Diante de um julgamento que despertou, como poucas vezes, tantas paixões, é oportuno entender o que de fato foi analisado pelo Supremo Tribunal Federal (STF) nas Ações Declaratórias de Constitucionalidade (ADCs) 43, 44 e 54, a respeito do início do cumprimento da pena. Concorde-se ou não com a decisão do Supremo, é hora de serenidade, evitando contaminar a discussão com questões políticas ou ideológicas. O aperfeiçoamento do sistema de Justiça não se dá com afrontas, arroubos ou estridências.
Em primeiro lugar, deve-se ressaltar a falta de funcionalidade de um sistema penal que espera o esgotamento de todos os recursos para que se possa iniciar o cumprimento da pena. Não é assim que funciona nos países civilizados. Aguardar o trânsito em julgado é colocar o trabalho da primeira e da segunda instâncias sob uma névoa de dúvida, o que tem muitos efeitos daninhos. Além de sobrecarregar as instâncias superiores, essa condição transmite a mensagem de que as instâncias inferiores não precisam fazer um trabalho impecável. Suas decisões não geram efeitos, estando sempre condicionadas a uma corte superior de revisão. Um bom sistema de Justiça atua de forma oposta, fortalecendo a responsabilidade de cada instância.

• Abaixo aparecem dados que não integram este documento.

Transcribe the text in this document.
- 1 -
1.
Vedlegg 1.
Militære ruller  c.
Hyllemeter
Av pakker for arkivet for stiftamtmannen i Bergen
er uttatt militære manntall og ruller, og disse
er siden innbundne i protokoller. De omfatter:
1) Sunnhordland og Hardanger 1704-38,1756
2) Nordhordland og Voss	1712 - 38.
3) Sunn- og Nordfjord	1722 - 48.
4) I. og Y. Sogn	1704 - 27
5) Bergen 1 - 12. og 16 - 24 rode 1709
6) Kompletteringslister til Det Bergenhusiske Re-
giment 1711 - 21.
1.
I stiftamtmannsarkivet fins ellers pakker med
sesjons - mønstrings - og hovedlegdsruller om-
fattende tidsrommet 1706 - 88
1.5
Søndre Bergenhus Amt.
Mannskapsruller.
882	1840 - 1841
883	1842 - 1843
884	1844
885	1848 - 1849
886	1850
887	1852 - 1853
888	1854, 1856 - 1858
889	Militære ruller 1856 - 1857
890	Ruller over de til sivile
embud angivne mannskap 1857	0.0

Ao longo do julgamento das ADCs 43, 44 e 54, muito se falou na presunção de inocência, o que poderia levar a um engano significativo. O objetivo das três ações não era garantir a extensão desse princípio, mas tão somente esclarecer a constitucionalidade do art. 283 do Código de Processo Penal (CPP). “Ninguém poderá ser preso senão em flagrante delito ou por ordem escrita e fundamentada da autoridade judiciária competente, em decorrência de sentença condenatória transitada em julgado ou, no curso da investigação ou do processo, em virtude de prisão temporária ou prisão preventiva”, diz o artigo 283 do CPP.
É a própria lei que condiciona a pena de prisão à “sentença condenatória transitada em julgado”. Dessa forma, por mais equivocado que seja o sistema que impede o início da execução após a decisão de segunda instância, é de reconhecer que o problema tem sua origem na lei, e não na decisão do STF. A correção da distorção deve vir do Legislativo, fazendo as emendas na Constituição e no Direito Processual Penal. E o ministro Dias Toffoli abriu caminho para tal, com seu voto.
Cabe também notar o irrazoável alarmismo suscitado em relação aos efeitos da decisão do STF, como se ela concedesse imediata liberdade aos cerca de 5 mil réus que estão, até agora, cumprindo pena antes do trânsito em julgado. A legislação prevê a possibilidade de decretar prisão “como garantia da ordem pública, da ordem econômica, por conveniência da instrução criminal, ou para assegurar a aplicação da lei penal” (art. 312 do CPP). Dessa forma, antes de soltar qualquer preso com base na recente decisão do STF, deve o Judiciário analisar com atenção se há motivo legal para decretar sua prisão preventiva.
Também não há sentido em falar que a decisão do Supremo representa um golpe de morte na Operação Lava Jato. O julgamento das ADCs 43, 44 e 54 refere-se à execução da pena, assunto absolutamente estranho à Lava Jato. Não é papel de uma operação de investigação administrar pena e, menos ainda, interferir na definição das regras e procedimentos aplicáveis ao cumprimento dessa pena, o que seria sintoma de grave confusão de competências.
Houve também tentativas de contaminar a discussão jurídica com questões políticas. Para alguns, a mudança de jurisprudência seria uma manobra para soltar o ex-presidente Lula, o que, dentro dessa visão, representaria o retorno aos “tempos de impunidade”. Para outros, numa lógica igualmente alheia aos fatos, a nova orientação do STF seria uma absolvição do líder petista. No julgamento, os ministros do STF não analisaram nenhum dos vários processos nos quais o ex-presidente figura como réu. E o réu Lula, se não pelo que foi decidido na noite de quinta-feira, seria solto em decorrência da progressão da pena.
É hora de baixar a poeira. Exercendo a sua competência institucional, tal como prevista pela Constituição, o STF analisou a constitucionalidade de um artigo do CPP, declarando-o constitucional. Se o que a lei dispõe traz danos ao sistema de Justiça, o caminho institucional para sua correção é o recurso à Casa da representação do povo. Numa República, esse é o único caminho legítimo e sadio.